Было это больше 30 лет назад. Маленькая районная больница, куда я прибыл по распределению. Работал я там по всему полю: и наркозы, и реанимация, и выезды по скорой, и приемный покой, и дежурства по больнице. Врачей не хватало, по больнице дежурили все, включая стоматологов и патологоанатома-судмедэксперта – такие вот чудеса.
Молодому везет, был я тогда непьющий – вещь неслыханная в тех местах поголовного алкоголизма, так что звали меня часто в серьезных ситуациях, считали, что могу помочь. Иногда удавалось.
Как-то вечерком после дежурства я добрался домой – снимал комнату у пенсионерки. Помылся, разбил глазунью, только зашкворчала – вбегает фельдшер Надя, пожилая и очень толковая женщина, лица на ней нет. Сергеич (это я), едем скорей, с Иванычем беда случилась, говорит, помирает. А надо сказать, это не простой пациент, местная легенда, отличный хирург и отчаянный выпивоха, полгорода – свояки, крестные и друзья, все побывали его пациентами. Застегиваюсь на ходу, в зубах мой чемодан, набитый медикаментами, трубками, ларингоскопом. Едем. Точнее, несемся. Дом, пятиэтажка для местной аристократии, взлетаем на второй этаж, врываемся в квартиру, где царит горе.
Эрдельтерьер воет, жена Майя голосит, две дочки рыдают – всенародная трагедия. Виновник трагедии лежит в гостиной на кушетке, накрытый пледом, странная улыбка гуляет на его лице – растерянная, испуганная улыбка – плохой признак, признак рока и поражения. Мой выход, однако. Сажусь рядом, спрашиваю: Иваныч, что с тобой? Помираю я, говорит, Мишка, ноги омертвели, синие. Срываю плед – ничего себе! Синюшно-синие ноги от пояса вниз – синяя гангрена, я тогда быстрый был на диагнозы, скорая приучила. Первым делом меряю пульс на ногах, хмм, отличный, уфф, уже лучше, наполнение сосудов неплохое. Неврология? Не похоже, все движения сохранены, чувствительность тоже. Молчание в комнате, очень напряженное. Диагноза нет…
И тут врубается мой резерв мозга: нелепые мысли о плохой погоде, дождливой с утра. Там же – спутанные мысли о сегодняшнем дне хирурга Иваныча: обе его операции отменили, он уже с утра начал квасить, с приятелями болтался по городу, заходил около полудня в больницу, приставал ко мне с критикой американских джинсов, насколько польские дешевле и крепче. Пурга, короче. Но она наложилась на мое знание тысяч анекдотов, что и спасло меня от позора.

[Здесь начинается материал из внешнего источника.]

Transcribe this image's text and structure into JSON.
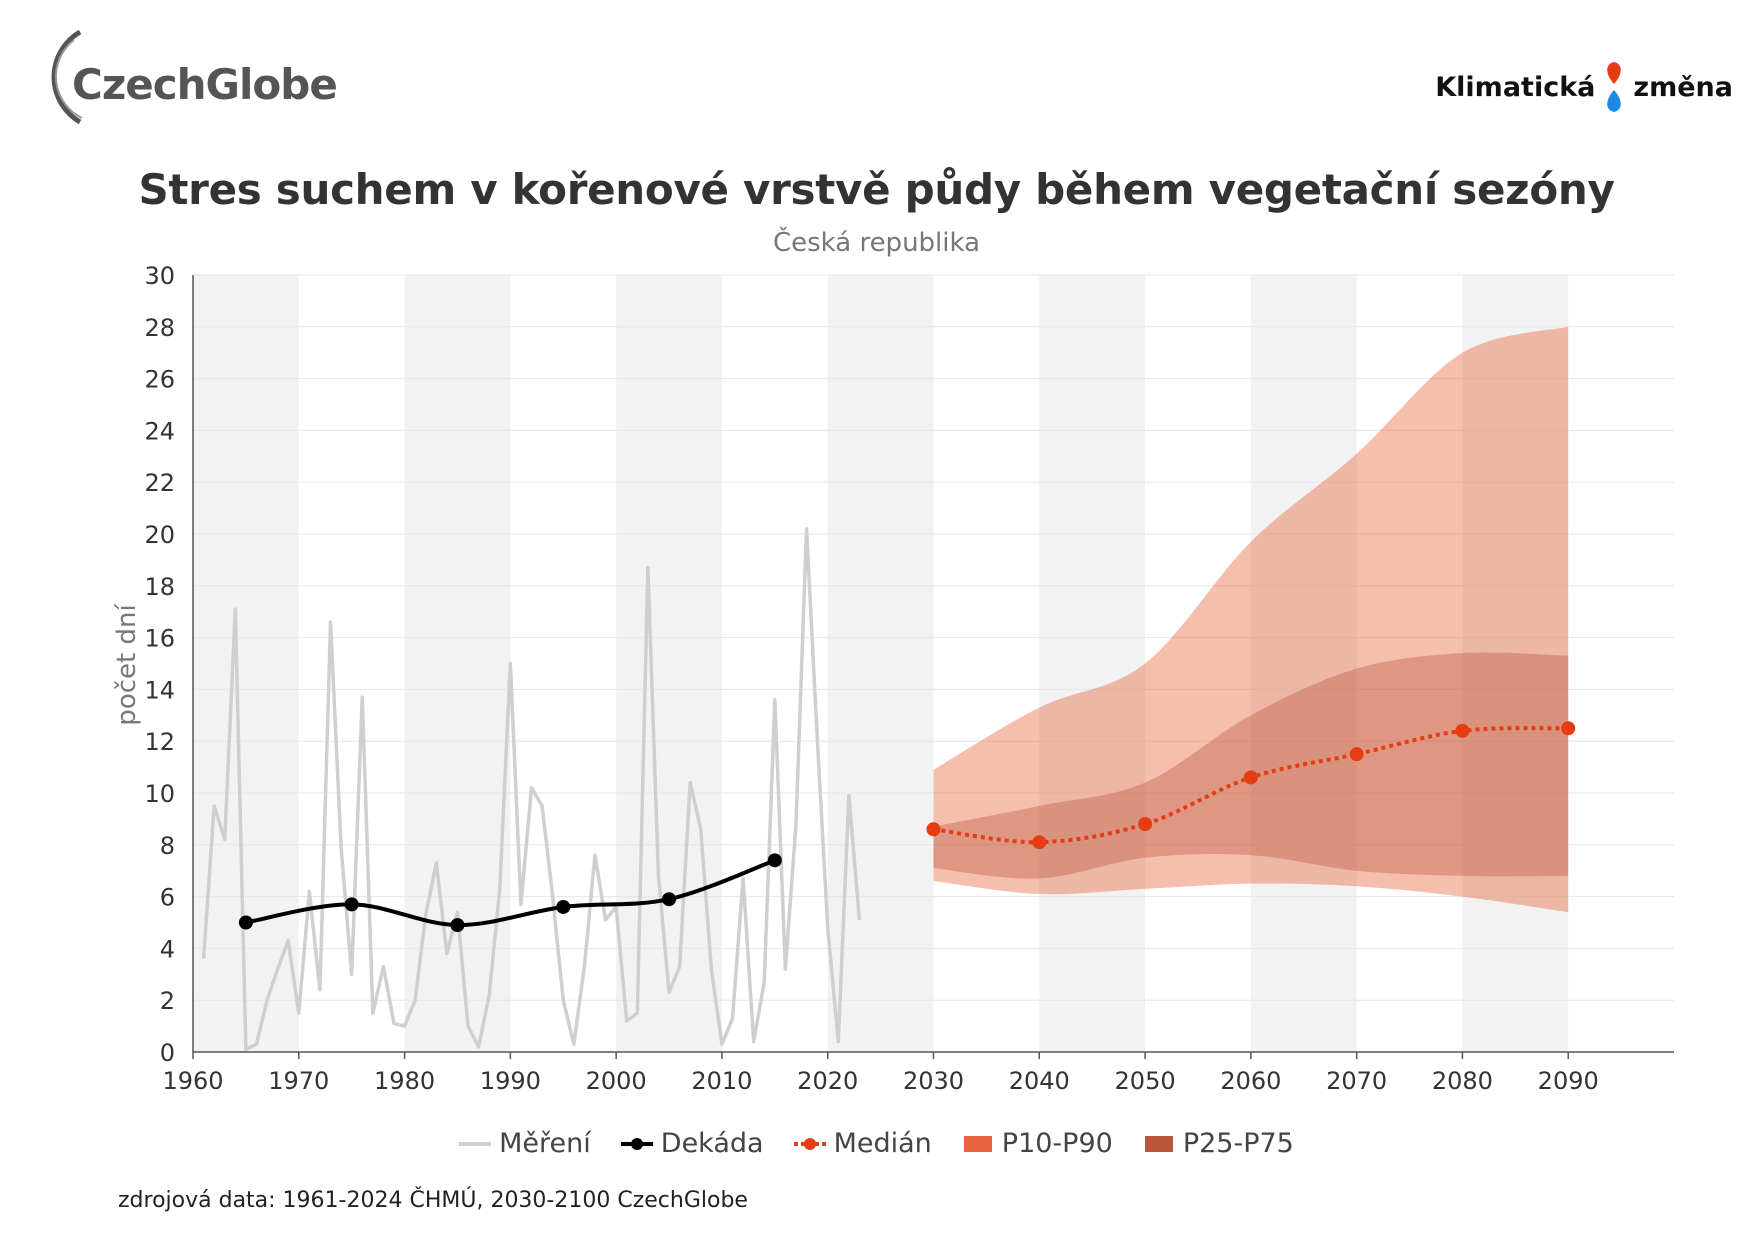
{
  "header": {
    "logo_left": "CzechGlobe",
    "logo_right_left": "Klimatická",
    "logo_right_right": "změna"
  },
  "chart_data": {
    "type": "line",
    "title": "Stres suchem v kořenové vrstvě půdy během vegetační sezóny",
    "subtitle": "Česká republika",
    "ylabel": "počet dní",
    "xlabel": "",
    "xlim": [
      1960,
      2100
    ],
    "ylim": [
      0,
      30
    ],
    "x_ticks": [
      1960,
      1970,
      1980,
      1990,
      2000,
      2010,
      2020,
      2030,
      2040,
      2050,
      2060,
      2070,
      2080,
      2090
    ],
    "y_ticks": [
      0,
      2,
      4,
      6,
      8,
      10,
      12,
      14,
      16,
      18,
      20,
      22,
      24,
      26,
      28,
      30
    ],
    "grid": true,
    "legend_position": "bottom",
    "colors": {
      "measured": "#cfcfcf",
      "decade": "#000000",
      "median": "#e63c13",
      "p10_p90": "#e8643c",
      "p25_p75": "#b8563c",
      "stripe": "#f2f2f2"
    },
    "series": [
      {
        "name": "Měření",
        "x": [
          1961,
          1962,
          1963,
          1964,
          1965,
          1966,
          1967,
          1968,
          1969,
          1970,
          1971,
          1972,
          1973,
          1974,
          1975,
          1976,
          1977,
          1978,
          1979,
          1980,
          1981,
          1982,
          1983,
          1984,
          1985,
          1986,
          1987,
          1988,
          1989,
          1990,
          1991,
          1992,
          1993,
          1994,
          1995,
          1996,
          1997,
          1998,
          1999,
          2000,
          2001,
          2002,
          2003,
          2004,
          2005,
          2006,
          2007,
          2008,
          2009,
          2010,
          2011,
          2012,
          2013,
          2014,
          2015,
          2016,
          2017,
          2018,
          2019,
          2020,
          2021,
          2022,
          2023
        ],
        "y": [
          3.6,
          9.5,
          8.2,
          17.1,
          0.1,
          0.3,
          2.0,
          3.2,
          4.3,
          1.5,
          6.2,
          2.4,
          16.6,
          7.9,
          3.0,
          13.7,
          1.5,
          3.3,
          1.1,
          1.0,
          2.0,
          5.3,
          7.3,
          3.8,
          5.4,
          1.0,
          0.2,
          2.2,
          6.3,
          15.0,
          5.7,
          10.2,
          9.5,
          6.0,
          2.0,
          0.3,
          3.3,
          7.6,
          5.1,
          5.6,
          1.2,
          1.5,
          18.7,
          6.8,
          2.3,
          3.3,
          10.4,
          8.6,
          3.2,
          0.3,
          1.3,
          6.7,
          0.4,
          2.7,
          13.6,
          3.2,
          8.8,
          20.2,
          12.2,
          4.8,
          0.4,
          9.9,
          5.1
        ]
      },
      {
        "name": "Dekáda",
        "x": [
          1965,
          1975,
          1985,
          1995,
          2005,
          2015
        ],
        "y": [
          5.0,
          5.7,
          4.9,
          5.6,
          5.9,
          7.4
        ]
      },
      {
        "name": "Medián",
        "x": [
          2030,
          2040,
          2050,
          2060,
          2070,
          2080,
          2090
        ],
        "y": [
          8.6,
          8.1,
          8.8,
          10.6,
          11.5,
          12.4,
          12.5
        ]
      }
    ],
    "bands": [
      {
        "name": "P10-P90",
        "x": [
          2030,
          2040,
          2050,
          2060,
          2070,
          2080,
          2090
        ],
        "low": [
          6.6,
          6.1,
          6.3,
          6.5,
          6.4,
          6.0,
          5.4
        ],
        "high": [
          10.9,
          13.3,
          15.0,
          19.7,
          23.1,
          27.0,
          28.0
        ]
      },
      {
        "name": "P25-P75",
        "x": [
          2030,
          2040,
          2050,
          2060,
          2070,
          2080,
          2090
        ],
        "low": [
          7.1,
          6.7,
          7.5,
          7.6,
          7.0,
          6.8,
          6.8
        ],
        "high": [
          8.7,
          9.5,
          10.4,
          13.0,
          14.8,
          15.4,
          15.3
        ]
      }
    ]
  },
  "legend": {
    "items": [
      "Měření",
      "Dekáda",
      "Medián",
      "P10-P90",
      "P25-P75"
    ]
  },
  "footer": {
    "source": "zdrojová data: 1961-2024 ČHMÚ, 2030-2100 CzechGlobe"
  }
}
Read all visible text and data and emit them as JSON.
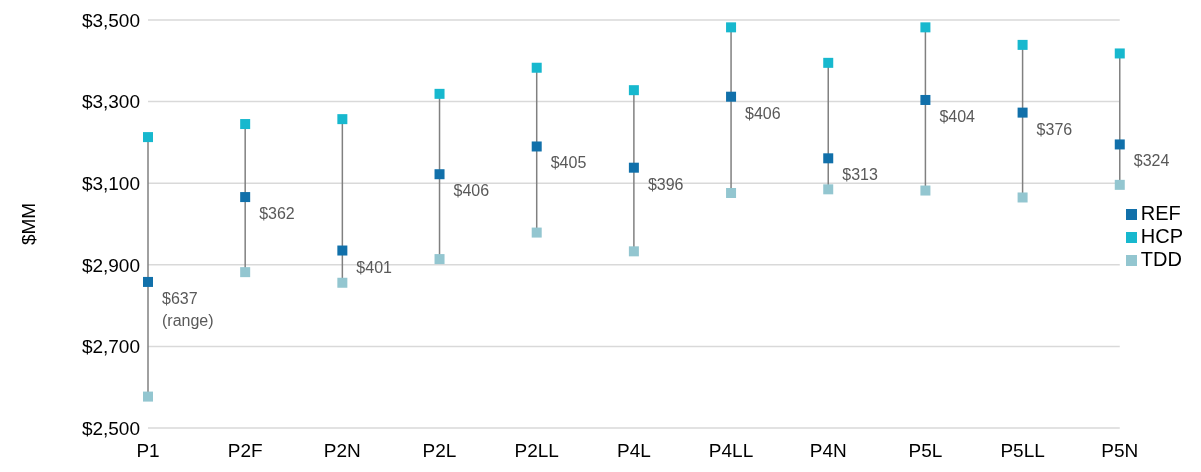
{
  "chart_data": {
    "type": "scatter",
    "ylabel": "$MM",
    "categories": [
      "P1",
      "P2F",
      "P2N",
      "P2L",
      "P2LL",
      "P4L",
      "P4LL",
      "P4N",
      "P5L",
      "P5LL",
      "P5N"
    ],
    "series": [
      {
        "name": "REF",
        "color": "#1170aa",
        "values": [
          2858,
          3066,
          2935,
          3122,
          3190,
          3138,
          3312,
          3161,
          3304,
          3273,
          3195
        ]
      },
      {
        "name": "HCP",
        "color": "#17b8ce",
        "values": [
          3213,
          3245,
          3257,
          3319,
          3383,
          3328,
          3482,
          3395,
          3482,
          3439,
          3418
        ]
      },
      {
        "name": "TDD",
        "color": "#93c6d0",
        "values": [
          2577,
          2882,
          2856,
          2914,
          2979,
          2933,
          3076,
          3085,
          3082,
          3065,
          3096
        ]
      }
    ],
    "annotations": [
      {
        "text": "$637 (range)",
        "x": "P1",
        "y": 2858
      },
      {
        "text": "$362",
        "x": "P2F",
        "y": 3066
      },
      {
        "text": "$401",
        "x": "P2N",
        "y": 2935
      },
      {
        "text": "$406",
        "x": "P2L",
        "y": 3122
      },
      {
        "text": "$405",
        "x": "P2LL",
        "y": 3190
      },
      {
        "text": "$396",
        "x": "P4L",
        "y": 3138
      },
      {
        "text": "$406",
        "x": "P4LL",
        "y": 3312
      },
      {
        "text": "$313",
        "x": "P4N",
        "y": 3161
      },
      {
        "text": "$404",
        "x": "P5L",
        "y": 3304
      },
      {
        "text": "$376",
        "x": "P5LL",
        "y": 3273
      },
      {
        "text": "$324",
        "x": "P5N",
        "y": 3195
      }
    ],
    "ylim": [
      2500,
      3500
    ],
    "yticks": [
      {
        "value": 2500,
        "label": "$2,500"
      },
      {
        "value": 2700,
        "label": "$2,700"
      },
      {
        "value": 2900,
        "label": "$2,900"
      },
      {
        "value": 3100,
        "label": "$3,100"
      },
      {
        "value": 3300,
        "label": "$3,300"
      },
      {
        "value": 3500,
        "label": "$3,500"
      }
    ],
    "grid": "y",
    "legend": "right",
    "marker": "square"
  }
}
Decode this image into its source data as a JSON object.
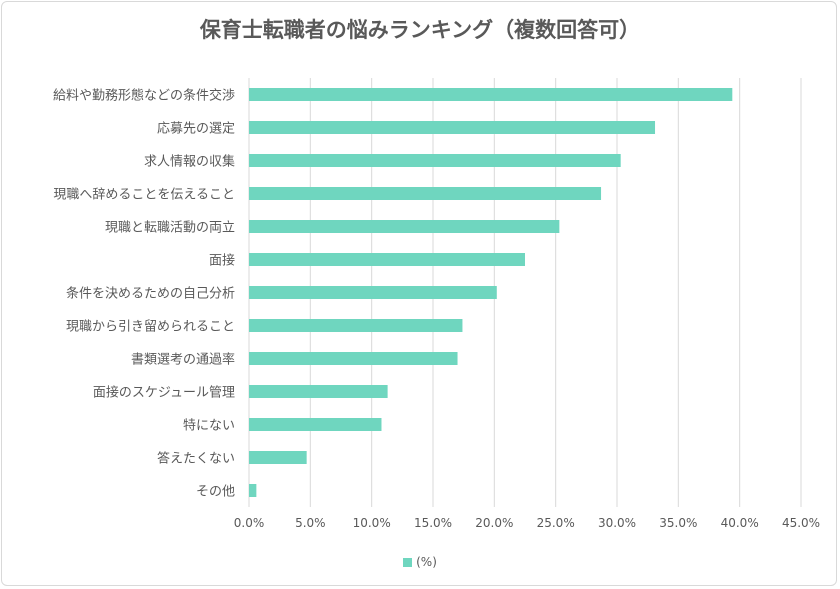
{
  "chart_data": {
    "type": "bar",
    "orientation": "horizontal",
    "title": "保育士転職者の悩みランキング（複数回答可）",
    "categories": [
      "給料や勤務形態などの条件交渉",
      "応募先の選定",
      "求人情報の収集",
      "現職へ辞めることを伝えること",
      "現職と転職活動の両立",
      "面接",
      "条件を決めるための自己分析",
      "現職から引き留められること",
      "書類選考の通過率",
      "面接のスケジュール管理",
      "特にない",
      "答えたくない",
      "その他"
    ],
    "series": [
      {
        "name": "(%)",
        "values": [
          39.4,
          33.1,
          30.3,
          28.7,
          25.3,
          22.5,
          20.2,
          17.4,
          17.0,
          11.3,
          10.8,
          4.7,
          0.6
        ]
      }
    ],
    "xlim": [
      0,
      45
    ],
    "xticks": [
      "0.0%",
      "5.0%",
      "10.0%",
      "15.0%",
      "20.0%",
      "25.0%",
      "30.0%",
      "35.0%",
      "40.0%",
      "45.0%"
    ],
    "grid": true,
    "legend_position": "bottom",
    "bar_color": "#6fd6bf",
    "grid_color": "#d9d9d9",
    "text_color": "#595959"
  }
}
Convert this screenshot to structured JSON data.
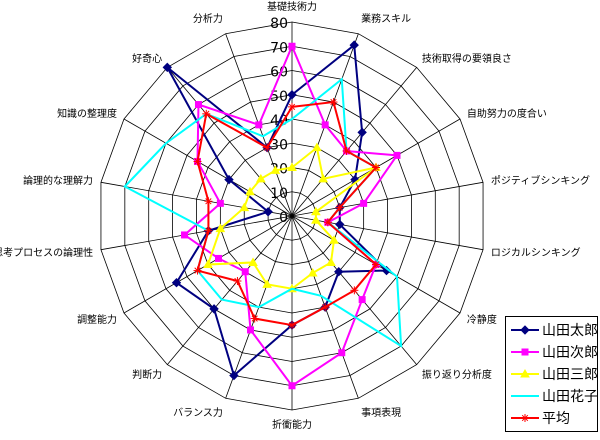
{
  "chart_data": {
    "type": "radar",
    "axes": [
      "基礎技術力",
      "業務スキル",
      "技術取得の要領良さ",
      "自助努力の度合い",
      "ポジティブシンキング",
      "ロジカルシンキング",
      "冷静度",
      "振り返り分析度",
      "事項表現",
      "折衝能力",
      "バランス力",
      "判断力",
      "調整能力",
      "思考プロセスの論理性",
      "論理的な理解力",
      "知識の整理度",
      "好奇心",
      "分析力"
    ],
    "rlim": [
      0,
      80
    ],
    "ticks": [
      0,
      10,
      20,
      30,
      40,
      50,
      60,
      70,
      80
    ],
    "series": [
      {
        "name": "山田太郎",
        "color": "#000080",
        "marker": "diamond",
        "values": [
          50,
          75,
          45,
          30,
          20,
          20,
          45,
          30,
          40,
          45,
          70,
          50,
          55,
          35,
          10,
          30,
          80,
          30
        ]
      },
      {
        "name": "山田次郎",
        "color": "#ff00ff",
        "marker": "square",
        "values": [
          70,
          40,
          35,
          50,
          30,
          15,
          40,
          45,
          60,
          70,
          50,
          30,
          35,
          45,
          30,
          45,
          60,
          40
        ]
      },
      {
        "name": "山田三郎",
        "color": "#ffff00",
        "marker": "triangle",
        "values": [
          20,
          30,
          20,
          40,
          10,
          10,
          20,
          25,
          25,
          30,
          30,
          25,
          40,
          30,
          20,
          20,
          20,
          20
        ]
      },
      {
        "name": "山田花子",
        "color": "#00ffff",
        "marker": "none",
        "values": [
          40,
          60,
          35,
          40,
          20,
          15,
          50,
          70,
          35,
          30,
          40,
          45,
          45,
          35,
          70,
          60,
          55,
          35
        ]
      },
      {
        "name": "平均",
        "color": "#ff0000",
        "marker": "asterisk",
        "values": [
          45,
          50,
          35,
          40,
          20,
          15,
          40,
          40,
          40,
          45,
          45,
          35,
          45,
          35,
          35,
          45,
          55,
          30
        ]
      }
    ],
    "legend_position": "bottom-right"
  }
}
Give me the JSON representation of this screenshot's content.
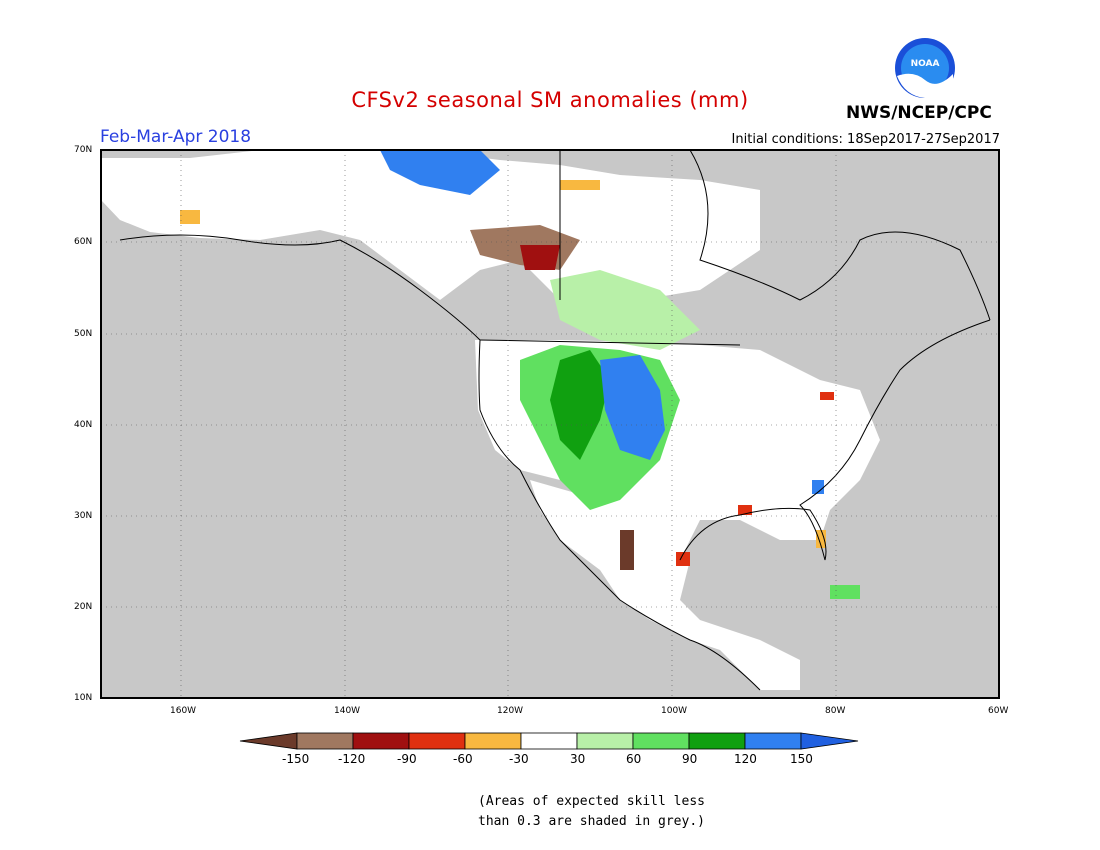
{
  "header": {
    "title": "CFSv2 seasonal SM anomalies (mm)",
    "period": "Feb-Mar-Apr 2018",
    "initial_conditions": "Initial conditions: 18Sep2017-27Sep2017",
    "agency": "NWS/NCEP/CPC",
    "logo_text": "NOAA"
  },
  "map": {
    "lat_labels": [
      "70N",
      "60N",
      "50N",
      "40N",
      "30N",
      "20N",
      "10N"
    ],
    "lon_labels": [
      "160W",
      "140W",
      "120W",
      "100W",
      "80W",
      "60W"
    ],
    "skill_mask_color": "#c8c8c8"
  },
  "colorbar": {
    "ticks": [
      "-150",
      "-120",
      "-90",
      "-60",
      "-30",
      "30",
      "60",
      "90",
      "120",
      "150"
    ],
    "colors": [
      "#6b3a2a",
      "#a07860",
      "#a01010",
      "#e03010",
      "#f8b840",
      "#ffffff",
      "#b8f0a8",
      "#60e060",
      "#10a010",
      "#3080f0",
      "#2060e0"
    ]
  },
  "note": {
    "line1": "(Areas of expected skill less",
    "line2": "than 0.3 are shaded in grey.)"
  }
}
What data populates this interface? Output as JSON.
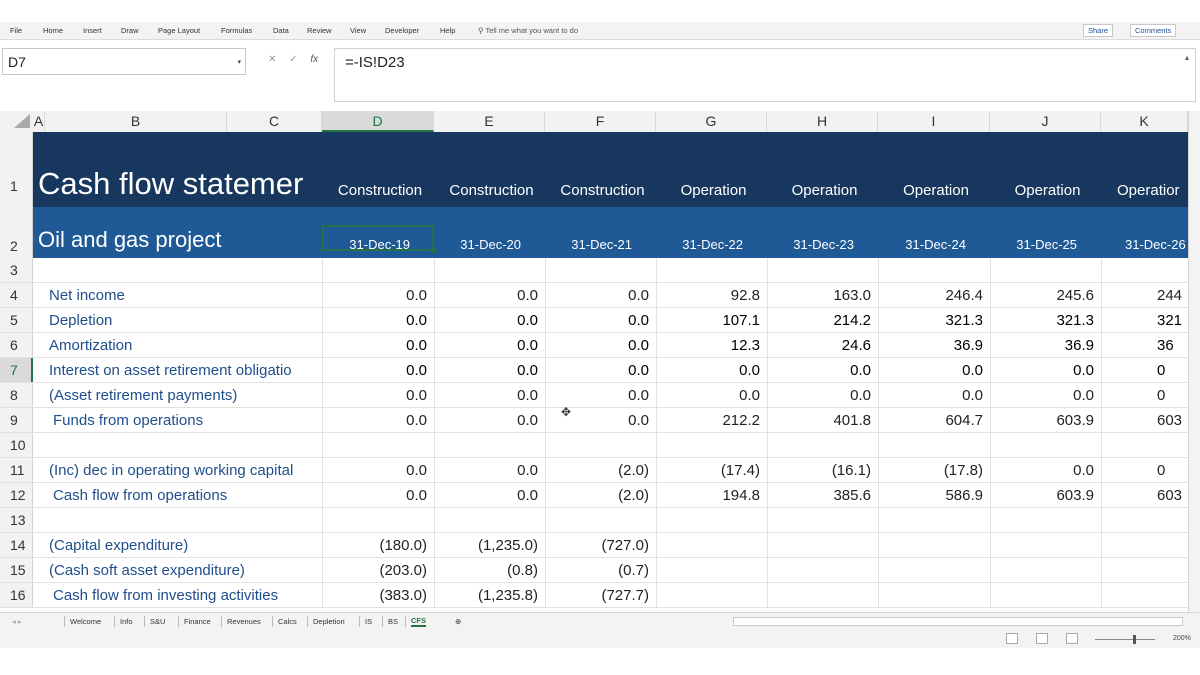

Поворачиваюсь: Надя, будьте добры подать мне ватку со спиртом. И шприц? Что набирать? Ничего, кроме ватки, не надо. Тяжелый взгляд Майи, опытной медсестры: ты когда его лечить начнешь, гадина столичная?! Я же беру ватку и медленно начинаю выкрашивать квадратик один на один сантиметр – кожа нормальная, ватка – синяя.
Первой поняла все Майя. Мимо меня пролетела тяжелая оплеуха крестьянской дочки. Иваныч словил плюху мордой лица, дурная его улыбка поменялась на выражение страшной радости и облегчения. Все изменилось в момент: дочки смеются, собака радостно гавкает басом, Майя материт мужа. Первым пришел в себя Иваныч: Надя, никому не слова, тебе ясно? Поклянись. Дочки смышленые, отца позорить не будут такой нелепостью, Майя тоже себе не враг, репутация супруга – вещь серьезная. Остаюсь я, меня припугнуть не удастся. Иваныч всех выгнал из комнаты. Остались мы вдвоем. Он ковыляет до пианино, ноги ватные, отлежал, открывает крышку и достает две бутылки коньяка! Мишка, никому ни слова, понял?
Иваныч, я слово сдержал, но за сроком давности можно архивы и открыть.